Si l’énorme majorité des organisateurs peut envisager les prochains mois avec une certaine sérénité, c’est-à-dire en veillant à ne surtout rien laisser au hasard, le problème est plus aigu pour les rallyes populaires, voire très populaires, que sont les Legend Boucles de Spa, Ypres (géré et encadré différemment, avec une omniprésence policière), le Condroz-Huy, et dans une moindre mesure le Rallye de Wallonie. Ces épreuves ont le privilège, qui n’en est en fait pas vraiment un, d’attirer le grand public.

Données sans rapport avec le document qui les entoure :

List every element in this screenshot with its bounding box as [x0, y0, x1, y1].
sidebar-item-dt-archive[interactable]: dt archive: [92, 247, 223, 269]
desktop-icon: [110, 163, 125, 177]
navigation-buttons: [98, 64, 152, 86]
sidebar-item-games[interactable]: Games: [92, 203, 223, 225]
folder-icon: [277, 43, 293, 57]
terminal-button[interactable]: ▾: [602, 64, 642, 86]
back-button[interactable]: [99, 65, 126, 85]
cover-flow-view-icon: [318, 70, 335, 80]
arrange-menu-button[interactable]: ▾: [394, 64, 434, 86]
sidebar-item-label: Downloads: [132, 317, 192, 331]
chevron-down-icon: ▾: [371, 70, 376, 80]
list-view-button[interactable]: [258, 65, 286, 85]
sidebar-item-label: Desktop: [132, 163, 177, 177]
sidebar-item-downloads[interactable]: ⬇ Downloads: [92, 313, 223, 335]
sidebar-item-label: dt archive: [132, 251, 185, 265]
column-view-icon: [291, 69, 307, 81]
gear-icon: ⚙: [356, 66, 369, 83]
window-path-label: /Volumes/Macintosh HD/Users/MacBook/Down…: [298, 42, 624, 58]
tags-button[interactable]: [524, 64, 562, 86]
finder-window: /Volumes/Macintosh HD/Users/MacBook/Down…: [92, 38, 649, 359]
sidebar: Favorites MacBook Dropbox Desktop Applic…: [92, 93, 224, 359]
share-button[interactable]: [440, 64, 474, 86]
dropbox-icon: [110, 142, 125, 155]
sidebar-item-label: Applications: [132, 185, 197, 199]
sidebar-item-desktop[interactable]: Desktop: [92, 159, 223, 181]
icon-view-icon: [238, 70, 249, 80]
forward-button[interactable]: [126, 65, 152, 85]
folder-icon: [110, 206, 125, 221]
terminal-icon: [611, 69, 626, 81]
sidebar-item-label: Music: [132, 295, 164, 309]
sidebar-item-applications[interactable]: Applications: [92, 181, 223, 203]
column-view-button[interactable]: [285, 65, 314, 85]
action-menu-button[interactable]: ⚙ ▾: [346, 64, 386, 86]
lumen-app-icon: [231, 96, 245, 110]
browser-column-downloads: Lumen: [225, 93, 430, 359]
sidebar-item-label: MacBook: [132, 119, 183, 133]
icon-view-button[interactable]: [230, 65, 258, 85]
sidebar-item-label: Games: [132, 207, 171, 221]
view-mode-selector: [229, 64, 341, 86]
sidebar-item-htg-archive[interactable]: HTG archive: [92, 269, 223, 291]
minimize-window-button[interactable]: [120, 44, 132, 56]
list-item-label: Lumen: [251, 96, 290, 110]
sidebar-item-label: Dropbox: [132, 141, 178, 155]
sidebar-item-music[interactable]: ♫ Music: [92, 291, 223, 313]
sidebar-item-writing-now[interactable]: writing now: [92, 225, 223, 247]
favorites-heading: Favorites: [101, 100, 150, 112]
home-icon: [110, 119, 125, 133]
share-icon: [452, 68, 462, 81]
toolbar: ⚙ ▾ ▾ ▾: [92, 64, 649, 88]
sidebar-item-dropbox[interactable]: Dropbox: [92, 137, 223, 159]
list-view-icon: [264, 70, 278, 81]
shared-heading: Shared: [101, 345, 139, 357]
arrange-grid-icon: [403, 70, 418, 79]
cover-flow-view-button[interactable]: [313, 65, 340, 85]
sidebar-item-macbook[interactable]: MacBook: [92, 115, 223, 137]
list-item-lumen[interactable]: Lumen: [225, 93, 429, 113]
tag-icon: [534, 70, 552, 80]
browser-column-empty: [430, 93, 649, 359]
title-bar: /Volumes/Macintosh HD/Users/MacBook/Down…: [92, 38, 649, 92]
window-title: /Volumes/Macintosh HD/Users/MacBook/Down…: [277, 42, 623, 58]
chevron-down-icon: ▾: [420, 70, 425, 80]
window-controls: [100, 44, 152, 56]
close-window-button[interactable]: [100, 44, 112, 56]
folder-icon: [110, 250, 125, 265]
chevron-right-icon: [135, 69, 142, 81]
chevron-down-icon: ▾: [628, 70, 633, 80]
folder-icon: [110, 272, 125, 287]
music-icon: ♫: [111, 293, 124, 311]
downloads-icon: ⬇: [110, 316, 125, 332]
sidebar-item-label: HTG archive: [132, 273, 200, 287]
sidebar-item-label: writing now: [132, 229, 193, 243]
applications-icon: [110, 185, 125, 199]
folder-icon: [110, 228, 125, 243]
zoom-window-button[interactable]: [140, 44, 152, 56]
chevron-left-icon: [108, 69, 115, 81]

Et donc une collection invraisemblable d’individus qui n’ont qu’une vague idée des dangers inhérents à ce type de compétition. Des personnages plus habitués aux tribunes des stades de football qu’aux rallyes automobiles, dont la particularité majeure est d’accompagner tout loisir d’une consommation importante d’alcool et de produits hallucinogènes. Des spectateurs, jeunes pour la plupart (mais pas seulement…), passés maîtres dans l’art du tout et du n’importe quoi, qui prennent un malin plaisir à remettre à l’honneur ce ‘sport’ débile consistant à rester sur la route jusqu’au moment du passage des voitures, pour s’écarter au tout dernier moment. On appelle cela le syndrome "Rallye du Portugal en mode Groupe B".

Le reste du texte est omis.